Das gleiche geschah am anderen Tage. Jedesmal kam die Eidechse, um seiner Musik zu lauschen und zu tanzen, und jedesmal spuckte sie einen Dukaten aus.
Der Musikant hatte nun Geld, und auch zu Hause wurde es besser, das Vieh vermehrte sich wieder, die Kinder hörten auf zu kränkeln, und seine Frau beruhigte sich, nur fragte sie ihn jetzt immer, woher er das Geld habe.

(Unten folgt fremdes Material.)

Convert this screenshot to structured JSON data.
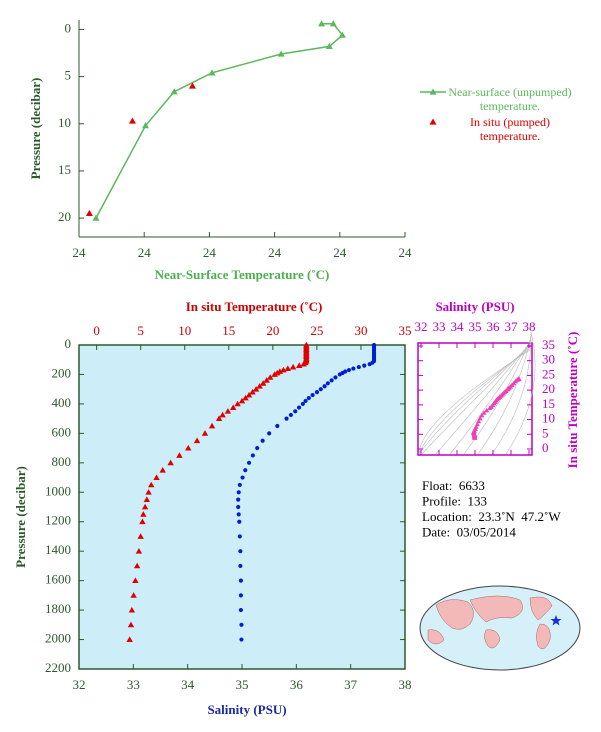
{
  "chart_data": [
    {
      "type": "line",
      "x_label": "Near-Surface Temperature (˚C)",
      "y_label": "Pressure (decibar)",
      "xlim": [
        23.9,
        24.15
      ],
      "xticks": [
        {
          "value": 23.9,
          "label": "24"
        },
        {
          "value": 23.95,
          "label": "24"
        },
        24,
        {
          "value": 24.05,
          "label": "24"
        },
        {
          "value": 24.1,
          "label": "24"
        },
        {
          "value": 24.15,
          "label": "24"
        }
      ],
      "ylim": [
        22,
        -1
      ],
      "yticks": [
        0,
        5,
        10,
        15,
        20
      ],
      "legend": "right",
      "series": [
        {
          "name": "Near-surface (unpumped) temperature.",
          "color": "#5cb85c",
          "marker": "triangle",
          "line": true,
          "x": [
            24.086,
            24.095,
            24.102,
            24.092,
            24.055,
            24.002,
            23.973,
            23.951,
            23.913
          ],
          "values": [
            -0.6,
            -0.6,
            0.6,
            1.8,
            2.6,
            4.6,
            6.6,
            10.2,
            20.0
          ]
        },
        {
          "name": "In situ (pumped) temperature.",
          "color": "#e00000",
          "marker": "triangle",
          "line": false,
          "x": [
            23.987,
            23.941,
            23.908
          ],
          "values": [
            6.0,
            9.7,
            19.5
          ]
        }
      ]
    },
    {
      "type": "profile",
      "x_label": "Salinity (PSU)",
      "xlim": [
        32,
        38
      ],
      "xticks": [
        32,
        33,
        34,
        35,
        36,
        37,
        38
      ],
      "x2_label": "In situ Temperature (˚C)",
      "x2lim": [
        -2,
        35
      ],
      "x2ticks": [
        0,
        5,
        10,
        15,
        20,
        25,
        30,
        35
      ],
      "y_label": "Pressure (decibar)",
      "ylim": [
        2200,
        0
      ],
      "yticks": [
        0,
        200,
        400,
        600,
        800,
        1000,
        1200,
        1400,
        1600,
        1800,
        2000,
        2200
      ],
      "background": "#cdeef8",
      "series": [
        {
          "axis": "x2",
          "color": "#e00000",
          "marker": "triangle",
          "x": [
            23.8,
            23.8,
            23.8,
            23.8,
            23.8,
            23.8,
            23.8,
            23.8,
            23.8,
            23.8,
            23.8,
            23.8,
            23.7,
            23.5,
            23.0,
            22.3,
            21.7,
            21.2,
            20.8,
            20.5,
            20.2,
            19.7,
            19.3,
            18.9,
            18.5,
            18.1,
            17.7,
            17.3,
            16.9,
            16.5,
            16.0,
            15.5,
            14.9,
            14.3,
            13.9,
            13.1,
            12.3,
            11.4,
            10.4,
            9.4,
            8.4,
            7.5,
            6.8,
            6.2,
            5.9,
            5.7,
            5.5,
            5.3,
            5.2,
            5.0,
            4.8,
            4.6,
            4.4,
            4.2,
            4.0,
            3.9,
            3.75
          ],
          "values": [
            0,
            10,
            20,
            30,
            40,
            50,
            60,
            70,
            80,
            90,
            100,
            110,
            120,
            130,
            140,
            150,
            160,
            170,
            180,
            190,
            200,
            220,
            240,
            260,
            280,
            300,
            320,
            340,
            360,
            380,
            400,
            425,
            450,
            475,
            500,
            550,
            600,
            650,
            700,
            750,
            800,
            850,
            900,
            950,
            1000,
            1050,
            1100,
            1150,
            1200,
            1300,
            1400,
            1500,
            1600,
            1700,
            1800,
            1900,
            2000
          ]
        },
        {
          "color": "#0020d0",
          "marker": "circle",
          "x": [
            37.43,
            37.43,
            37.43,
            37.43,
            37.43,
            37.43,
            37.43,
            37.43,
            37.43,
            37.43,
            37.43,
            37.43,
            37.4,
            37.35,
            37.25,
            37.15,
            37.05,
            36.97,
            36.9,
            36.85,
            36.8,
            36.72,
            36.65,
            36.58,
            36.52,
            36.45,
            36.38,
            36.3,
            36.23,
            36.17,
            36.12,
            36.05,
            35.98,
            35.9,
            35.82,
            35.65,
            35.5,
            35.38,
            35.28,
            35.2,
            35.13,
            35.06,
            35.01,
            34.96,
            34.94,
            34.93,
            34.93,
            34.94,
            34.95,
            34.96,
            34.97,
            34.97,
            34.98,
            34.98,
            34.98,
            34.99,
            34.99
          ],
          "values": [
            0,
            10,
            20,
            30,
            40,
            50,
            60,
            70,
            80,
            90,
            100,
            110,
            120,
            130,
            140,
            150,
            160,
            170,
            180,
            190,
            200,
            220,
            240,
            260,
            280,
            300,
            320,
            340,
            360,
            380,
            400,
            425,
            450,
            475,
            500,
            550,
            600,
            650,
            700,
            750,
            800,
            850,
            900,
            950,
            1000,
            1050,
            1100,
            1150,
            1200,
            1300,
            1400,
            1500,
            1600,
            1700,
            1800,
            1900,
            2000
          ]
        }
      ]
    },
    {
      "type": "ts",
      "x_label": "Salinity (PSU)",
      "xlim": [
        32,
        38
      ],
      "xticks": [
        32,
        33,
        34,
        35,
        36,
        37,
        38
      ],
      "y_label": "In situ Temperature (˚C)",
      "ylim": [
        0,
        35
      ],
      "yticks": [
        0,
        5,
        10,
        15,
        20,
        25,
        30,
        35
      ],
      "color": "#e844b8"
    }
  ],
  "info": [
    "Float:  6633",
    "Profile:  133",
    "Location:  23.3˚N  47.2˚W",
    "Date:  03/05/2014"
  ]
}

Zuerst schwieg er, aber einmal, als sie noch ärger in ihn drang und fragte: „Gehst du vielleicht stehlen oder mordest du?“, da erzählte er ihr, daß ihm die Eidechse die Dukaten bringt.
Die Frau schrie ihn an: „Wo gibt es Eidechsen, die Dukaten bringen? Das ist ja noch schlimmer als ein Verbrechen. Da gibt dir vielleicht der Teu-fel in Gestalt einer Eidechse Geld. Wahrscheinlich hast du uns alle an den Teufel verkauft!“
Der Musikant sagte: „Ich spiele, um meinen Kummer zu vergessen, und wenn sie getanzt und mir die Dukaten gegeben hat, dann danke ich ihr. Ich habe doch kein Geld von ihr verlangt.“
Die Frau aber wollte davon nichts hören. Sie schrie: „Du mußt von dem Teufel loskommen!“
„Wie soll ich das denn anstellen?“ fragte der Musikant. Die Frau überlegte und sagte: „Nimm ein Beil mit und spiele an der gleichen Stelle, und wenn die Eidechse aus ihrem Loch kommt, zer-hacke sie!“
Der Musikant hörte auf seine Frau und ging. Er setzte sich auf einen Stein, nahm das Beil aus dem Gürtel und stellte es an sein Bein. Die Eid-echse kam wie immer aus ihrem Loch heraus und begann zu tanzen. Obwohl der Musikant an den Befehl seiner Frau dachte, konnte er das Beil doch nicht gegen die lustige Eidechse erheben. Er hörte auf zu spielen, die Eidechse verneigte sich höflich, spuckte einen Dukaten aus und kroch zu ihrem Loch zurück. Da griff er das Beil und warf es ihr nach, konnte ihr aber nur den Schwanz abhacken. Die Eidechse drehte sich um, sprang auf ihn zu und biß ihm die Nase ab. Dann kroch sie in ihr Loch zurück. Der Musikant nahm seine Geige und ging nach Hause.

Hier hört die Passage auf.